The NFL has a long history of hybrid backfield weapons who have had a great deal of success. No recent Philadelphia Eagles running back that comes to my mind quicker than Darren Sproles and he has only played there for a few seasons. Earlier in his career, Sproles spent time gashing the Indianapolis Colts defense for the San Diego Chargers — two teams head coach Frank Reich knows very well.
In fact, the Chargers also had Danny Woodhead after he played his early years with the New England Patriots. Speaking of the Patriots, they have featured a rotation of hybrid backs that includes Dion Lewis and James White, who have played key roles in important playoff wins. The Cleveland Browns have Duke Johnson, who terrorizes opponents catching passes out of the backfield. The Detroit Lions get a ton of production out of Theo Riddick as a receiving threat in their backfield rotation.
What do all of these players have in common? They’re all undersized. They’re all used heavily in rotations. They’re all hybrids in that they split out and run routes with what can be a full receiver route tree. They’re all big-play threats who can take a screen pass to the house or abuse linebackers in coverage.
Perhaps the next player who can join this list of dangerous undersized speedsters is Nyheim Hines from NC State. Colts GM Chris Ballard used his fourth round pick, number 104 overall, to bring Hines into the fold in his new-look offense. Reich has described this offense as “multiple” and discussed a greater emphasis on utilizing no-huddle and hurry-up to keep the defense off balance. Reich intends to dictate the pace of play when he has the ball, and he intends to dictate to the defense who they will have to cover to create mismatches.
In order to achieve his goal, Reich needs to find players who have the ability to stay on the field during a drive and change roles or move around the field if necessary to press his advantages. Hines is the second offensive weapon Ballard has provided Reich this off-season to make this possible. Tight end Eric Ebron can shift all over, from playing tight, to slot, or lineup as a wideout. Similarly, Hines can in the backfield or all over the field as a receiver.
Chris D’Andrea of SB Nation even wrote about Hines as a player who could be the next Alvin Kamara. While this would be a huge steal for the Colts, he doesn’t have to be Kamara to be a dangerous threat who helps Reich and his offense. De’Andrea discussed the dangerous qualities Hines bring to the backfield:
The first thing that sticks out about Hines is his top-end speed. No running back at the NFL Combine clocked a lower 40-yard dash time than Hines’ 4.38, a time that puts him on par with breakaway runners like Jamaal Charles and Maurice Jones-Drew. His one season as NC State’s top tailback ended with first-team All-ACC honors and accomplished enough to make him forgo his final year of college eligibility to enter the draft.
He’s more than just speed, however. Hines was the engine behind the Wolfpack’s success. In games where he ran for 50 yards or fewer his team was 1-3. In games where he sprang for 51-plus, it went 8-1.

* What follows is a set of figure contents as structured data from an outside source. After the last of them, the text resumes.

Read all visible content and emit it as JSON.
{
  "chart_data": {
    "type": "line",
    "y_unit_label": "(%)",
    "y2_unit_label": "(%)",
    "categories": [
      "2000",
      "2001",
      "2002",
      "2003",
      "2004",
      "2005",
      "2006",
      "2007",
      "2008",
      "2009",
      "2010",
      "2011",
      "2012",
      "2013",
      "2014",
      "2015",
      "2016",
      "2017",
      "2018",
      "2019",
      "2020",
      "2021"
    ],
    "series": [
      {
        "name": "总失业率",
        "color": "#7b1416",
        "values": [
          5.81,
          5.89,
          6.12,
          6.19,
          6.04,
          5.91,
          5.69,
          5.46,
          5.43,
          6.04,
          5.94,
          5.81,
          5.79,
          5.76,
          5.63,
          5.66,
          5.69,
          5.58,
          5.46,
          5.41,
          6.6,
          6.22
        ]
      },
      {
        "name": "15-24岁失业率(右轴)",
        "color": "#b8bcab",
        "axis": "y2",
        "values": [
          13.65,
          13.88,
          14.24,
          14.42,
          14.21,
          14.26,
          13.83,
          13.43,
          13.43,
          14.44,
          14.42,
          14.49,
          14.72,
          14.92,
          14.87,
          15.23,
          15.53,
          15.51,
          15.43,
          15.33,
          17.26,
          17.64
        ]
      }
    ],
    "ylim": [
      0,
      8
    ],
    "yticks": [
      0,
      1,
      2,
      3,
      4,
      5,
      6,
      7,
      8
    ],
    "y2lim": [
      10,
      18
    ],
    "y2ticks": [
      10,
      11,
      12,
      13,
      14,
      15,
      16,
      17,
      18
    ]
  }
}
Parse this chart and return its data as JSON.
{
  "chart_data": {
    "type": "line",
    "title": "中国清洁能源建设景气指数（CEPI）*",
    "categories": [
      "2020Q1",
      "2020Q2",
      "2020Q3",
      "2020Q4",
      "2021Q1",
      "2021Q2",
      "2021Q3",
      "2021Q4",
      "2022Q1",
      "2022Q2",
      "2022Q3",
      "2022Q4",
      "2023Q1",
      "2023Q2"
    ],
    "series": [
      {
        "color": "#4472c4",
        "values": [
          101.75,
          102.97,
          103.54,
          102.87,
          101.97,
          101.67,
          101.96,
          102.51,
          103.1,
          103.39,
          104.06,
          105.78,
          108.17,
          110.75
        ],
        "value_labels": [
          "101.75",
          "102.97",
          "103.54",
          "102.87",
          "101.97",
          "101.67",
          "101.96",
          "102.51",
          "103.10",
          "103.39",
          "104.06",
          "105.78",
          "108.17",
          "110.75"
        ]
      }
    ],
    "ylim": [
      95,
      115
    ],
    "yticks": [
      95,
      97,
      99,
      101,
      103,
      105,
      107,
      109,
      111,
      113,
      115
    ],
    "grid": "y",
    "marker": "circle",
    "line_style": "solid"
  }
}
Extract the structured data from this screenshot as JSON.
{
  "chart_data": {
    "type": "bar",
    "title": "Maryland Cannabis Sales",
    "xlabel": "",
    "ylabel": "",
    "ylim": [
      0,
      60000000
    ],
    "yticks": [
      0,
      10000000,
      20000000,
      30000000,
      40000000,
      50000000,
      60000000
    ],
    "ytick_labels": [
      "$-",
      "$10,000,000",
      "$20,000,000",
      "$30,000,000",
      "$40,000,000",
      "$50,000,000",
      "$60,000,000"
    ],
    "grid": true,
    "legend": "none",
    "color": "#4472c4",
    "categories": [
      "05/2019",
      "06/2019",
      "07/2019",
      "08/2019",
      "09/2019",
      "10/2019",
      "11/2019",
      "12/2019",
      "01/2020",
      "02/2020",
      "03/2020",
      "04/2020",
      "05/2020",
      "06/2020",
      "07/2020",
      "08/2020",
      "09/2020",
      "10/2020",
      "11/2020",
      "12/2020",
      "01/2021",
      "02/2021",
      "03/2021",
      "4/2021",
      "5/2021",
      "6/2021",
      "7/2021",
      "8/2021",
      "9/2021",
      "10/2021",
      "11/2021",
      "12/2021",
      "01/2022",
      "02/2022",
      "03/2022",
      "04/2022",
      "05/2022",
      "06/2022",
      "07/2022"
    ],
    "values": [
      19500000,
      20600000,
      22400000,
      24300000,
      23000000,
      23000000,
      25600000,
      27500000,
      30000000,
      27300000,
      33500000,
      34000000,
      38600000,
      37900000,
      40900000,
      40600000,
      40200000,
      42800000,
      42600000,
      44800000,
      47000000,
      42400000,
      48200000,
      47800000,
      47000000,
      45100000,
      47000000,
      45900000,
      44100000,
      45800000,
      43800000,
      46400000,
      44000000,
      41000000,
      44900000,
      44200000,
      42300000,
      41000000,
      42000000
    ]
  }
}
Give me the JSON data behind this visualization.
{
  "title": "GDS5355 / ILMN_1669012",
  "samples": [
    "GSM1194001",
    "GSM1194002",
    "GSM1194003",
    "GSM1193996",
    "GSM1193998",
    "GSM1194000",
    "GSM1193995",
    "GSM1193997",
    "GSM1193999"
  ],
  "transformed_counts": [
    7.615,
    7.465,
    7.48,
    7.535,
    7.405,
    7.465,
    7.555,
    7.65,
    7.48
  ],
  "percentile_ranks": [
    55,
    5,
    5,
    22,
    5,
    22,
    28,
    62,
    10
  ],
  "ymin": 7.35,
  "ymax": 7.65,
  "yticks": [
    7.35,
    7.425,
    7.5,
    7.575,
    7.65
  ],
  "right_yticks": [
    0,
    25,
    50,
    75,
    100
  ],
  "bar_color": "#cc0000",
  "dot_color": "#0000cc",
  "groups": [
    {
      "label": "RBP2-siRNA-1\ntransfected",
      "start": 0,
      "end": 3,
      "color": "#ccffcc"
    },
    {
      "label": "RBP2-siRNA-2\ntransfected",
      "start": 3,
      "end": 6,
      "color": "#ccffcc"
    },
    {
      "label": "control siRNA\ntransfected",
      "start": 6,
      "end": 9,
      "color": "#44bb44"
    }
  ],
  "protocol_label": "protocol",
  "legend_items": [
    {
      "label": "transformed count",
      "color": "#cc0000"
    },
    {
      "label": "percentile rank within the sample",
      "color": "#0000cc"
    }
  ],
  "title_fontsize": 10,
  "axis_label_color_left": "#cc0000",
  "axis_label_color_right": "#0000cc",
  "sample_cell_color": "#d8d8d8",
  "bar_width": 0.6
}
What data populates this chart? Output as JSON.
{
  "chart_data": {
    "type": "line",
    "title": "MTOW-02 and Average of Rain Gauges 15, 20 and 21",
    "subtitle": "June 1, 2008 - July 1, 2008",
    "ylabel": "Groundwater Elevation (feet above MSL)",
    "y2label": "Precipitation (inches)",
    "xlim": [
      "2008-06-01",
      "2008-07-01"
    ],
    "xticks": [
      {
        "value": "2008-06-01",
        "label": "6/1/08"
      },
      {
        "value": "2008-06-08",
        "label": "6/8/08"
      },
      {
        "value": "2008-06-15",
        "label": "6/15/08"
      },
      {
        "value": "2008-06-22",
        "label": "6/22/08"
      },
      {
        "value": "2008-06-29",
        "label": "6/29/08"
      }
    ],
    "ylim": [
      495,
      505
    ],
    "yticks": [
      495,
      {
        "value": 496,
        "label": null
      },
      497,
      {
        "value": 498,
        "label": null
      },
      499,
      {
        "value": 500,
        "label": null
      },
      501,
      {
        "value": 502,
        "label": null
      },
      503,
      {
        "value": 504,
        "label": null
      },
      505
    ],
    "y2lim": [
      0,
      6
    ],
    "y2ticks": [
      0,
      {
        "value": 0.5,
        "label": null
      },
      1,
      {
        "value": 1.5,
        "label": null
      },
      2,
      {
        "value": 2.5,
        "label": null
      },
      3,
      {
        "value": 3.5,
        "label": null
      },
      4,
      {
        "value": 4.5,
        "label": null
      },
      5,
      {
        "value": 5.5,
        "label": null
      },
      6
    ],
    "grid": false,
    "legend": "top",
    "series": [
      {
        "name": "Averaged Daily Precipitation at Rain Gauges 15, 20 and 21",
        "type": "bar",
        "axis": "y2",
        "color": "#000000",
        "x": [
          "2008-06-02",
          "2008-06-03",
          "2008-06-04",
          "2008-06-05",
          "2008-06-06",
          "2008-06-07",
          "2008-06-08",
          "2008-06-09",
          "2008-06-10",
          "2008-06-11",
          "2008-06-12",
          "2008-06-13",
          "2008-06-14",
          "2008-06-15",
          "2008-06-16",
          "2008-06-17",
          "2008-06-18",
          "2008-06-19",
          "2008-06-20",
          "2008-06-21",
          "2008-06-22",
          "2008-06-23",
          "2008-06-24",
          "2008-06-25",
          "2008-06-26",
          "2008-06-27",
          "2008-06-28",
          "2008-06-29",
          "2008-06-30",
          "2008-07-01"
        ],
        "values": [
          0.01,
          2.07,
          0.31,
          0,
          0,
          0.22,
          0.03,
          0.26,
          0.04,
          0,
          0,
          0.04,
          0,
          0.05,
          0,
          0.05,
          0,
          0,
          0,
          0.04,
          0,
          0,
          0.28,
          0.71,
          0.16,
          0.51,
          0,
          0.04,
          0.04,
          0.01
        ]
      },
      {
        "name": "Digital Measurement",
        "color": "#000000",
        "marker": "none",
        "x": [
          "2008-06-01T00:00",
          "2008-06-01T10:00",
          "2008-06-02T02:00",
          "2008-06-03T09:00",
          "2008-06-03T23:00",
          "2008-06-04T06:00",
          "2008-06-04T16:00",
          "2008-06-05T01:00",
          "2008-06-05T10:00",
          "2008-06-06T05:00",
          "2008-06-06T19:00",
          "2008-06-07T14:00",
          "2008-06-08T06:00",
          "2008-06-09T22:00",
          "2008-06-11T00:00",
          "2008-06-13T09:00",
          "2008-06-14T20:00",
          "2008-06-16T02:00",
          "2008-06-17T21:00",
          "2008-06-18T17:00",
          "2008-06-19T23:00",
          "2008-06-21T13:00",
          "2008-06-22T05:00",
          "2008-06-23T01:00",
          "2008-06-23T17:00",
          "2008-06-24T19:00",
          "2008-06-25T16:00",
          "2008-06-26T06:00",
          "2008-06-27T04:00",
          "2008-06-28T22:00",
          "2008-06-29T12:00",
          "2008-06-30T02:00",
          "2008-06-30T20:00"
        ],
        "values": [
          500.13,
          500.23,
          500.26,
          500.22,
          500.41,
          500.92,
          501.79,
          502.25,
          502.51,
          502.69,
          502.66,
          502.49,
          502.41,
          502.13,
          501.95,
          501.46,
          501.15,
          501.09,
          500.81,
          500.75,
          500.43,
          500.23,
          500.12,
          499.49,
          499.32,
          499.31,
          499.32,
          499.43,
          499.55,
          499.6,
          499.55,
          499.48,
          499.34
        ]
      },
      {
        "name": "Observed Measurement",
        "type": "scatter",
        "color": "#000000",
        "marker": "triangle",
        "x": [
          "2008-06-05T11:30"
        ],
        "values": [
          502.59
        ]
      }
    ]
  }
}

While Hines took a step back as a receiver in his new role as the feature back for NC State, he has a lot of experience as a receiver. In fact, he started his college career as a slot receiver and focused on learning the entire route tree. This is something that only a handful of backs who make their way into the NFL have in their bag of tricks. Hines discussed this attribute in an interview with Justin Melo of Draft Wire:
I want people to know that I think I’m the most explosive player in this draft. Some teams have me at running back, others have me at receiver. The common theme is that every team talks about my versatility. I’m the most explosive running back and the most dangerous running back because I can go out there and do things that most running backs can’t do. I don’t think there’s another running back in this class that caught 80 balls while running the entire route tree. I don’t think anyone else can handle kick and punt return duties in addition to what I did as a runner and pass catcher, I even played gunner on special teams. I can cover kicks and make tackles. I feel like I’m the most explosive, versatile player in this class.
Of course, any player is going to have a glowing endorsement of himself but there is very little that Hines embellishes here. He may or may not be the most explosive player but he ran the 40-yard dash faster than any other running back in the class, had multiple plays of over 40 yards out of the backfield, and even returned kicks and punts for touchdowns. It is certainly arguable that Hines is the most dynamic offensive weapon in the class. Also, for what it’s worth, Hines said he was a little disappointed in his 40-yard dash at the Combine:
Yeah, I thought I was going to finish first. I thought I was going to run a little bit faster, to be honest. I was actually a little bit upset about my time. That was like my slowest timed 40-yard dash I’ve ever ran. I did think I would finish in first place going in, though. I was happy to see that I did that.
If Hines really is even faster than his blazing Combine time, he will be a threat to take each carry to the house. It is hard to imagine that he won’t go for long yards if he reaches the second level cleanly and with young players like Quenton Nelson and Braden Smith in front of him, who are both considered maulers in the ground game, he might have a chance to do just that.